Deciding to start a family and getting pregnant is only the start of a crazy journey that no one really talks about enough (or they certainly didn’t to me anyway!). I wouldn’t say I was particularly ‘maternal’ before starting our family, but I knew I wanted to be a mum at some point in life, if I was lucky enough to do so.
After getting married in 2015 we decided to try for a family, the ‘trying’ didn’t last long (much to my husband’s annoyance) and a month later I was pregnant with my first daughter, Evie.
I liked being pregnant, I don’t have that many things to complain about to be honest. Of course, I had the obviously things such as back pain, lack of sleep etc but overall, I really liked it. It was interesting to see my body change and adapt to growing a human and we marvelled at how much the baby developed every week, watching the app to see which fruit related baby I was growing. When it came to ‘birth prep’ my only preference was that I wanted it to be as natural as possible and a water birth if that option was available at the time. We did a (ridiculously expensive) hypnobirthing 6-week course in the lead up and I felt as ‘ready’ as I thought I could. I never really feared the birth, which was maybe down to the hypnobirthing course, or just naivety.
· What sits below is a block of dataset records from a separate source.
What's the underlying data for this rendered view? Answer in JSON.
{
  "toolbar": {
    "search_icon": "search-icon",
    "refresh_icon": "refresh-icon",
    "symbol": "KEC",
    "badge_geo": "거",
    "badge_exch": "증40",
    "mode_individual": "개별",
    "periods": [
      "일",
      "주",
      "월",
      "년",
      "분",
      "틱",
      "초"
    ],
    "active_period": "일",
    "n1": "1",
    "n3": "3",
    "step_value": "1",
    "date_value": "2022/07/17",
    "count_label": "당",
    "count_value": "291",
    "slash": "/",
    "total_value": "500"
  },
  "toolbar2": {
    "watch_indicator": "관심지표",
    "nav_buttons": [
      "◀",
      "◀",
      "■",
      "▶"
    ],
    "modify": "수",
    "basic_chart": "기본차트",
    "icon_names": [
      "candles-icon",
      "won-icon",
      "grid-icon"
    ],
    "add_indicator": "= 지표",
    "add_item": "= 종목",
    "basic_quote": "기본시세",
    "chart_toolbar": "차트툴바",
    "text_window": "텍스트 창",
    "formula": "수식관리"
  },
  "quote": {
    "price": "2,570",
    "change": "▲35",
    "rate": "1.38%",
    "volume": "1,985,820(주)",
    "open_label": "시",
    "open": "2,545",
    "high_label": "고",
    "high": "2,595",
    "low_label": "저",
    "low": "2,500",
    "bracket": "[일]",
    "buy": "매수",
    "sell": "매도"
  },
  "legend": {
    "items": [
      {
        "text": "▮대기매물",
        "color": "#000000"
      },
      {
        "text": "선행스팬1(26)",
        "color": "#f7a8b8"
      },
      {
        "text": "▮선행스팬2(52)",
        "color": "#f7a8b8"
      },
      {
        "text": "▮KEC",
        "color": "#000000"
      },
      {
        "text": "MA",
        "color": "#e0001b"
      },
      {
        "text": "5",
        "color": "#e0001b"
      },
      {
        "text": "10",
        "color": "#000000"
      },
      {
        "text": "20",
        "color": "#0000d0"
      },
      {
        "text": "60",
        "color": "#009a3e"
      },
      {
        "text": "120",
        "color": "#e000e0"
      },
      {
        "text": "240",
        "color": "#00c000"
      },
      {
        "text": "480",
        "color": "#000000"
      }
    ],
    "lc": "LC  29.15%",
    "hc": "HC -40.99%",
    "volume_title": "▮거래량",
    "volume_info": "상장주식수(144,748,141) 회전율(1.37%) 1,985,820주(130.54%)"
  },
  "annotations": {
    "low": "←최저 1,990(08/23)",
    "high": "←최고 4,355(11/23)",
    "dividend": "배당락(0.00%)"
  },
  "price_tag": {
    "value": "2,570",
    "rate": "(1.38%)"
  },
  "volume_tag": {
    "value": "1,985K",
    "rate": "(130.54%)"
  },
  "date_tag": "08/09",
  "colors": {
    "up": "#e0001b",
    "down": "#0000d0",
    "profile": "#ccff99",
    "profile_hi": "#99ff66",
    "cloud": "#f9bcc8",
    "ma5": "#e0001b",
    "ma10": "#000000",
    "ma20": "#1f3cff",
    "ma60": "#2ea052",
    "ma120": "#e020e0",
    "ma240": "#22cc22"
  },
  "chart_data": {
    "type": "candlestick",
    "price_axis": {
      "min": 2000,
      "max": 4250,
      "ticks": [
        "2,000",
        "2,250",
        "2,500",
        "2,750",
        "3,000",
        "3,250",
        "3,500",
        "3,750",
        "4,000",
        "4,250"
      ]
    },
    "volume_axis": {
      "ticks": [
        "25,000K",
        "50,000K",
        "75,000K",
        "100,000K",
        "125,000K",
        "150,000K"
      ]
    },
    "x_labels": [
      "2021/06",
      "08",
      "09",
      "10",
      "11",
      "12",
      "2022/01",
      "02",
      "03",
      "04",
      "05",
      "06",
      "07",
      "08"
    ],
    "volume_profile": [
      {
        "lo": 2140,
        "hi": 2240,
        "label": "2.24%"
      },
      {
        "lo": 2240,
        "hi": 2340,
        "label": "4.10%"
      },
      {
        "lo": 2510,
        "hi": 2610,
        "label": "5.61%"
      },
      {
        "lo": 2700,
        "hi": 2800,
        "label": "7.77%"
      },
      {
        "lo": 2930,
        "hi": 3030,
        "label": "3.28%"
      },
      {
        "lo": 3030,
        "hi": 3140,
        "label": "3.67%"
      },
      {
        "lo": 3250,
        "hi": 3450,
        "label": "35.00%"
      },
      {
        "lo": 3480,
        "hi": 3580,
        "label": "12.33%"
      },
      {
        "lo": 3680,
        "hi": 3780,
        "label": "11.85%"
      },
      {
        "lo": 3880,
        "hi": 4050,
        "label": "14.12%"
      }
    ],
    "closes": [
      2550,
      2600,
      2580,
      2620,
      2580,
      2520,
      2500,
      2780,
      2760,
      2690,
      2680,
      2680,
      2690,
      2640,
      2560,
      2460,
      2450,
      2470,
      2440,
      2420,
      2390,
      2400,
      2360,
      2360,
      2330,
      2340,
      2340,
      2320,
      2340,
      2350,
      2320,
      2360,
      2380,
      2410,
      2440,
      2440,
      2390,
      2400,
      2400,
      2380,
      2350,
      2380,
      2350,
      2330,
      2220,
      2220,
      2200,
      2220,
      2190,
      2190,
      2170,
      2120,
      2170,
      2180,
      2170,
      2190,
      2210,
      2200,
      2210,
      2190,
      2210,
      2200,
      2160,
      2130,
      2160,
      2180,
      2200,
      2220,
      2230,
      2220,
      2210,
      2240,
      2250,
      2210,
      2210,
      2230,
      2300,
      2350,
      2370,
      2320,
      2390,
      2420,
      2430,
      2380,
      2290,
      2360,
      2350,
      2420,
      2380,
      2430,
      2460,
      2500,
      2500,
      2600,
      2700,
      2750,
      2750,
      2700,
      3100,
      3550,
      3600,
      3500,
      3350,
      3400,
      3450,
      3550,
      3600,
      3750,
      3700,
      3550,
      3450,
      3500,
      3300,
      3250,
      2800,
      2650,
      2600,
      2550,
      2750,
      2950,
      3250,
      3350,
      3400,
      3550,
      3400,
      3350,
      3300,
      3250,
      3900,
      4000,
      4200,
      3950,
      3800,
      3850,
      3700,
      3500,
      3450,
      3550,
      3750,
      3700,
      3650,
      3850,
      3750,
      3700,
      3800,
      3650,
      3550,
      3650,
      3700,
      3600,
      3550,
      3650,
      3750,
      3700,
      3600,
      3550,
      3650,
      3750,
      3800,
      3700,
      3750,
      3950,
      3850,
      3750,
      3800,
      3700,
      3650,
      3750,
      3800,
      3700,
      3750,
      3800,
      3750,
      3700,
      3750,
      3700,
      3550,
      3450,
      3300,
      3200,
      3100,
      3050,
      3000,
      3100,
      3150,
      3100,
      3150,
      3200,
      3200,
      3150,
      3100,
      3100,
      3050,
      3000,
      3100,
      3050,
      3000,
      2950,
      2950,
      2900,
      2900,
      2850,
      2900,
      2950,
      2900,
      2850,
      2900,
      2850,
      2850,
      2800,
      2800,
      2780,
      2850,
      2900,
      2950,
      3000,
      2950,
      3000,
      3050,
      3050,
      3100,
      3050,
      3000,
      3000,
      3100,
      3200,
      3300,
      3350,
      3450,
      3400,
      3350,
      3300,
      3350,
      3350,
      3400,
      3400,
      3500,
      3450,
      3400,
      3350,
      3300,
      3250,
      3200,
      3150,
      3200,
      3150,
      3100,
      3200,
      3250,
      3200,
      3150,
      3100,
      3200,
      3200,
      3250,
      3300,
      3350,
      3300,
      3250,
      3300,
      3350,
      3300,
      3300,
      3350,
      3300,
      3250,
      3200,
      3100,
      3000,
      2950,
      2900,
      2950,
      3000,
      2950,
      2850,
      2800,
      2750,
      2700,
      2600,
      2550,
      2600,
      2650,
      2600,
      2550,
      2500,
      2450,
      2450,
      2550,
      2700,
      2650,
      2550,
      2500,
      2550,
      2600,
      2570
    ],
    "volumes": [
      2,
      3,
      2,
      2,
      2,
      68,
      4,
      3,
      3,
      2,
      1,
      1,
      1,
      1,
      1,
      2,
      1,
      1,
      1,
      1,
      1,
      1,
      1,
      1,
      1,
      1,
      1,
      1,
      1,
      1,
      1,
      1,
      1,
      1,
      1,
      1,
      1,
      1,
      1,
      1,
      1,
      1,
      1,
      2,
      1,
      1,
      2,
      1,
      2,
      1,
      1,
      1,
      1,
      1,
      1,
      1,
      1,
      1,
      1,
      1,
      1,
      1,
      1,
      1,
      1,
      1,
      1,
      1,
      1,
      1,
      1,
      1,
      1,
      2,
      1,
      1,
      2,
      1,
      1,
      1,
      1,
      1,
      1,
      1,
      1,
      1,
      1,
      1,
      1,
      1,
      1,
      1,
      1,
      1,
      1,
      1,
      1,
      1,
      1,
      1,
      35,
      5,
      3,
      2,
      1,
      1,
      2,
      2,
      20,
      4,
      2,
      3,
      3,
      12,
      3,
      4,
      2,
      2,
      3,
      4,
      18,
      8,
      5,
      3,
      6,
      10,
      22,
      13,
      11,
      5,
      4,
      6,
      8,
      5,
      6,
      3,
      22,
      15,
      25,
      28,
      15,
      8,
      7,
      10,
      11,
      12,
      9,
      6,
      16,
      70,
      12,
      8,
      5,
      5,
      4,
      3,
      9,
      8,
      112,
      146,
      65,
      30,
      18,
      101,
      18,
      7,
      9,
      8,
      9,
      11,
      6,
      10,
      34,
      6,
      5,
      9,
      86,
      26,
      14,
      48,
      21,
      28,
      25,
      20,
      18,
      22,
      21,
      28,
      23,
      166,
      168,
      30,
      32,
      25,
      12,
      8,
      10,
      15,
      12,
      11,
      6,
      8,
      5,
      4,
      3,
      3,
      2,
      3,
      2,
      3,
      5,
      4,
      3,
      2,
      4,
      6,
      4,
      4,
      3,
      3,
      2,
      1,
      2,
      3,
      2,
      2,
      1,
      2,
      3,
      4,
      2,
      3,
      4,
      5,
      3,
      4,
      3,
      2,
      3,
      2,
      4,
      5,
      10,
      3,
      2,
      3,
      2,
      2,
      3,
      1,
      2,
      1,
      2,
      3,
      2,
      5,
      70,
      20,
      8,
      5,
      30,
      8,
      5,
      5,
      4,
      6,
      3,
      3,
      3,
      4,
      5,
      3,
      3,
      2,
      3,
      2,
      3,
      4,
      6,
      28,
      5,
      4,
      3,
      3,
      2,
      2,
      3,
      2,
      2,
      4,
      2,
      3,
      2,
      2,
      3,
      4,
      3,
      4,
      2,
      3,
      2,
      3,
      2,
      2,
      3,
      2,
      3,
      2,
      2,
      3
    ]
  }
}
I went into labour around 11pm, spent a couple of hours at home before waking a sleeping husband and informing him it was ‘time’ (not that I really knew what that meant). The labour was long, tiring and emotionally draining but all very normal for a first birth I was told so I just went with it. By the time she was born, at 9am, I was exhausted, an exhaustion I have never felt before.
What I say next is probably not going to score me many ‘Mum of the Year’ awards, but it is honest, and that’s what we’re here for, right?
I remember them putting her on my chest and thinking ‘what is this?’, ‘Who’s baby is this?’, I didn’t feel that instant connection, if anything I felt slight rejection. It sounds awful and makes me very sad just thinking about it, but it is the truth. From the moment she was born I found the first 2-3 months extremely difficult.
Don’t get me wrong, there were moments when I looked at her and marvelled at the fact that we had produced a mini version (literally) of myself, but it certainly wasn’t love at first sight, and I think that’s okay. I found the transition from 0-1 (I now have 3) the most difficult change of my life. You couldn’t just do what you liked anymore, you were ruled by a very small (but very demanding) human who needed you at every moment of the day and night.
Having a baby abroad, away from family, did make that transition even harder. You don’t have the support system you usually would if you were to have your baby at ‘home’ which puts a lot of pressure on your husband or the people closest to you at the time.
The nights were the hardest, it was an odd feeling that when sunset hit, my anxiety heightened. Maybe it was the thought of having gone the whole day and knowing that the night would be spent feeding, rocking or crying (mostly my tears) but as soon as it started to get close to sunset it was a very difficult feeling to get my head around.
People would message me saying things like ‘Don’t you just love her so much?’ ‘You must stare at her all the time’. I did, but I often wanted to respond saying ‘Actually, no. I’m finding this really hard. Is it meant to feel like this? Should I feel sad? Do I cry too much?’ but I didn’t and mostly just responded with a simple ‘Yes, it’s amazing!’.
There is a big difference between Post Natal Depression and Baby Blues I’m told, but honestly, it was a fine line. Looking back, I wish I had been more open about how I was feeling at the time.
With time things got better, she slept more, and I started to feel more like ‘me’ but I think it has left some longer-term anxiety that I am only just getting used to now. I can’t hear small babies cry, no matter where they are – in person or on TV/Radio, just the noise makes me feel very anxious. I have been known (on more than one occasion) to seek out a crying baby in a mall to see if I can help.
All of this is completely normal, and it’s okay to talk about not loving every second of the newborn bubble. Once you open about it, I think you will discover you aren’t alone. The best thing we can do is be more open and talk about what we are really feeling.
If you aren’t ready to talk to friends or more openly there are a lot more options and resources that allow you to talk in a more private environment.